Lists are general-purpose. They are not optimal for every ordered workload.

15.29 Common Mistakes

A few common mistakes come directly from CPython’s reference-based container model.

Shared inner lists:

matrix = [[0] * 3] * 3

Better:

matrix = [[0] * 3 for _ in range(3)]

Using list membership for large lookup sets:

if user_id in user_ids_list:
    ...

Better:

user_ids = set(user_ids_list)
if user_id in user_ids:
    ...

Repeated front deletion:

while xs:
    xs.pop(0)

Better:

from collections import deque

q = deque(xs)
while q:
    q.popleft()

Repeated string or bytes concatenation:

s = ""
for part in parts:
    s += part

Better:

s = "".join(parts)

15.30 C API Sketch

List creation:

PyObject *list = PyList_New(0);
if (list == NULL) {
    return NULL;
}

Append:

PyObject *item = PyLong_FromLong(42);
if (item == NULL) {
    Py_DECREF(list);
    return NULL;
}

if (PyList_Append(list, item) < 0) {
    Py_DECREF(item);
    Py_DECREF(list);
    return NULL;
}

Py_DECREF(item);

PyList_Append increments the item reference internally. The local owned reference must still be released.

Tuple creation:

PyObject *tuple = PyTuple_New(1);
if (tuple == NULL) {
    return NULL;
}

PyObject *item = PyLong_FromLong(42);
if (item == NULL) {
    Py_DECREF(tuple);
    return NULL;
}

PyTuple_SET_ITEM(tuple, 0, item);

PyTuple_SET_ITEM steals the reference. Do not Py_DECREF(item) after successful use.

This difference is one of the classic C API ownership traps.

15.31 Mental Model

Use this model:

list
    mutable sequence
    separate resizable array of PyObject *
    over-allocates for efficient append

tuple
    immutable sequence
    inline fixed array of PyObject *
    compact for fixed groups

array
    mutable typed sequence
    raw value storage
    compact but homogeneous

bytes
    immutable raw byte sequence

bytearray
    mutable raw byte sequence

memoryview
    zero-copy view over buffer-exporting object

For lists and tuples, remember that elements are references. Copying the container does not copy the objects inside it.

15.32 Summary

Lists and tuples are reference containers. A list is mutable and uses a separately allocated resizable array. A tuple is immutable and stores item references inline in a fixed-size allocation.
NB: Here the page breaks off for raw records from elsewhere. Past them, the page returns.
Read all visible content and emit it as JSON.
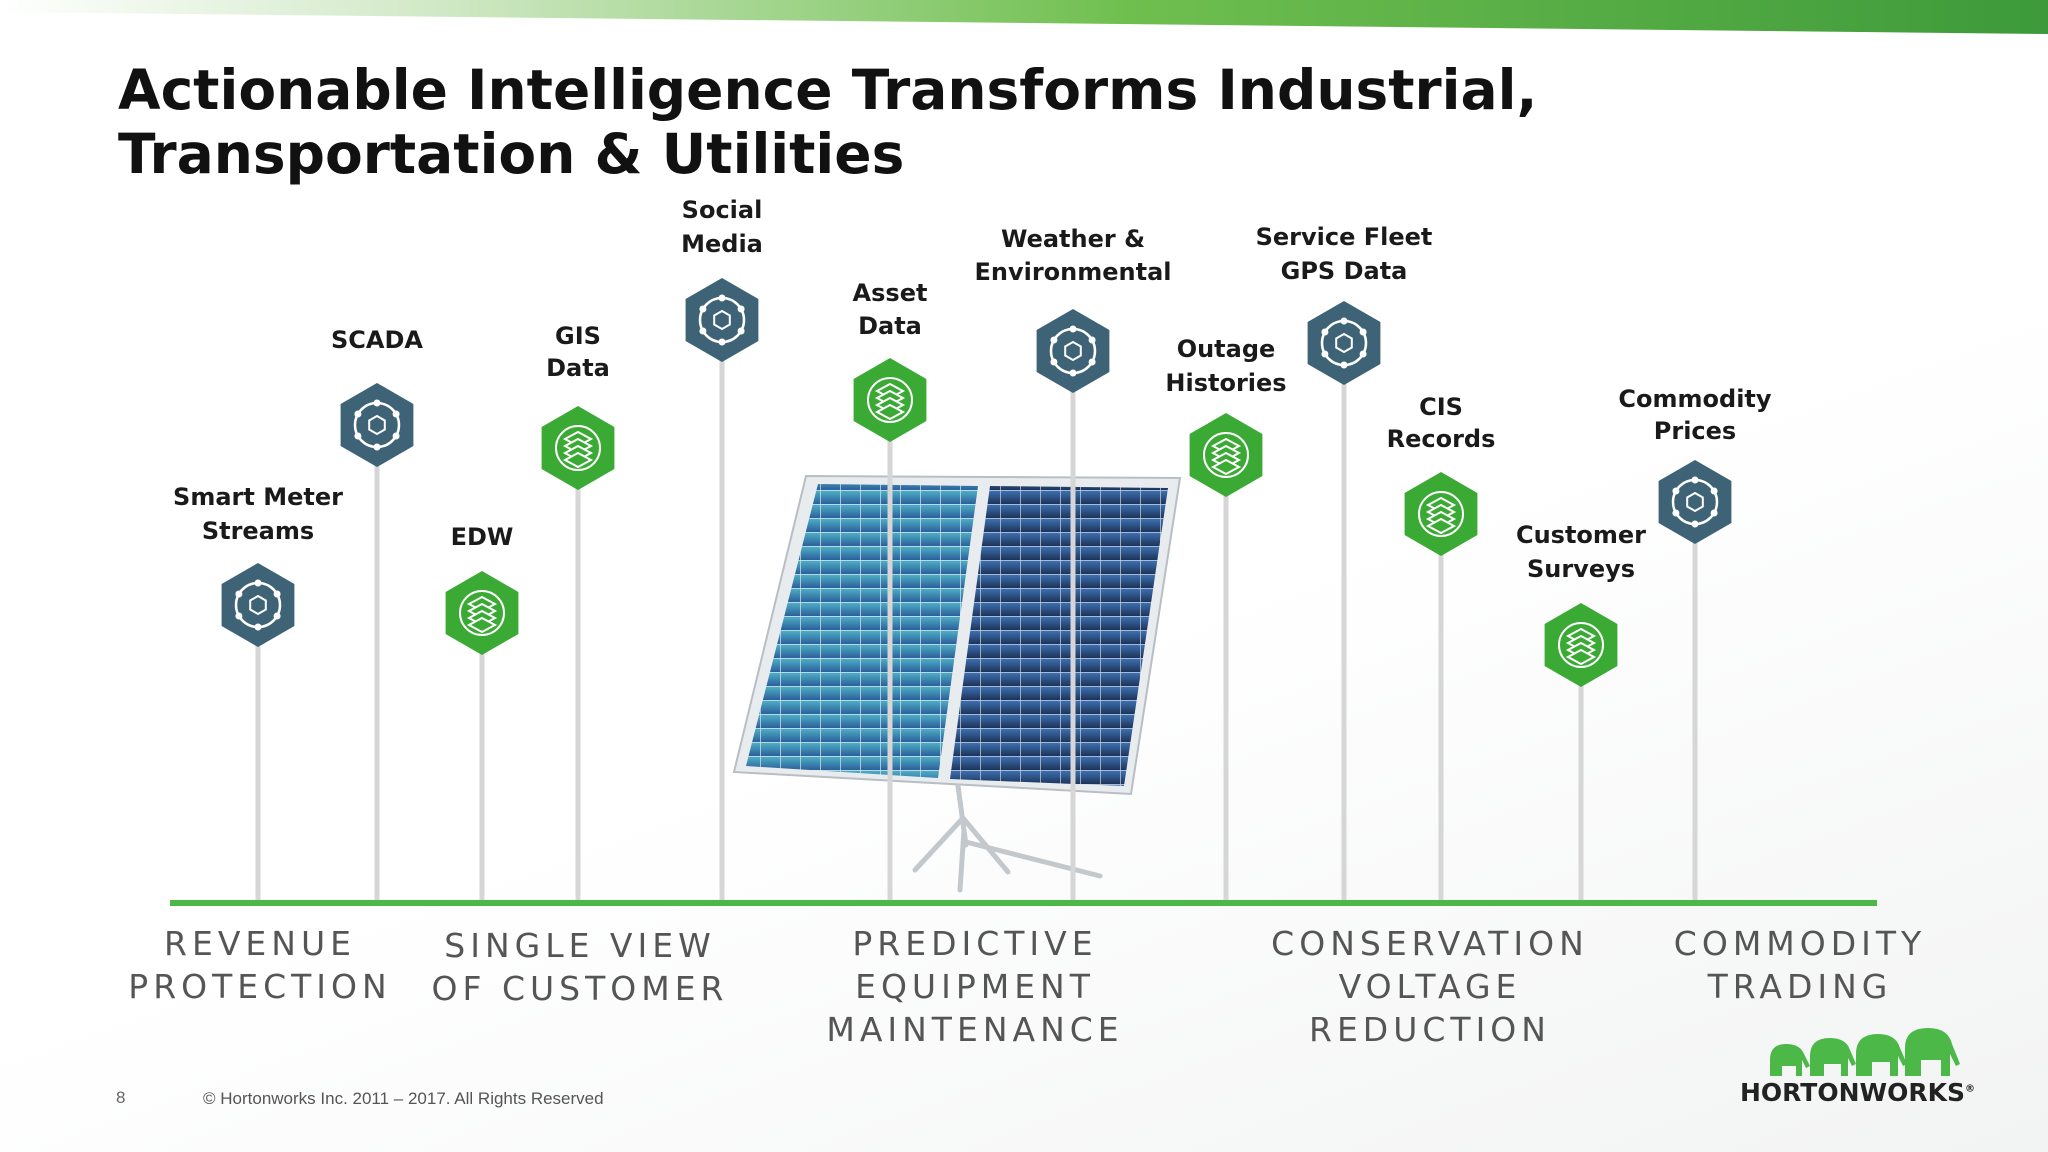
{
  "slide": {
    "title": "Actionable Intelligence Transforms Industrial, Transportation & Utilities",
    "page_number": "8",
    "copyright": "© Hortonworks Inc. 2011 – 2017. All Rights Reserved",
    "logo_text": "HORTONWORKS",
    "logo_mark": "®"
  },
  "colors": {
    "accent_green": "#3aaa35",
    "baseline_green": "#4cb848",
    "slate_blue": "#3e6376",
    "pole_gray": "#d6d6d6"
  },
  "data_sources": [
    {
      "label": "Smart Meter\nStreams",
      "icon": "hub-icon",
      "color": "slate"
    },
    {
      "label": "SCADA",
      "icon": "hub-icon",
      "color": "slate"
    },
    {
      "label": "EDW",
      "icon": "database-stack-icon",
      "color": "green"
    },
    {
      "label": "GIS\nData",
      "icon": "database-stack-icon",
      "color": "green"
    },
    {
      "label": "Social\nMedia",
      "icon": "hub-icon",
      "color": "slate"
    },
    {
      "label": "Asset\nData",
      "icon": "database-stack-icon",
      "color": "green"
    },
    {
      "label": "Weather &\nEnvironmental",
      "icon": "hub-icon",
      "color": "slate"
    },
    {
      "label": "Outage\nHistories",
      "icon": "database-stack-icon",
      "color": "green"
    },
    {
      "label": "Service Fleet\nGPS Data",
      "icon": "hub-icon",
      "color": "slate"
    },
    {
      "label": "CIS\nRecords",
      "icon": "database-stack-icon",
      "color": "green"
    },
    {
      "label": "Customer\nSurveys",
      "icon": "database-stack-icon",
      "color": "green"
    },
    {
      "label": "Commodity\nPrices",
      "icon": "hub-icon",
      "color": "slate"
    }
  ],
  "use_cases": [
    "REVENUE\nPROTECTION",
    "SINGLE VIEW\nOF CUSTOMER",
    "PREDICTIVE EQUIPMENT\nMAINTENANCE",
    "CONSERVATION\nVOLTAGE REDUCTION",
    "COMMODITY\nTRADING"
  ],
  "illustration": "solar-panel-image"
}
Arrays and bytes-like objects store compact raw data rather than references to arbitrary Python objects. They are better suited for binary data and typed numeric storage.

Understanding these layouts explains most performance and correctness behavior: append efficiency, front insertion cost, shallow copies, repeated-reference pitfalls, tuple immutability, buffer views, and the difference between general object containers and compact raw storage.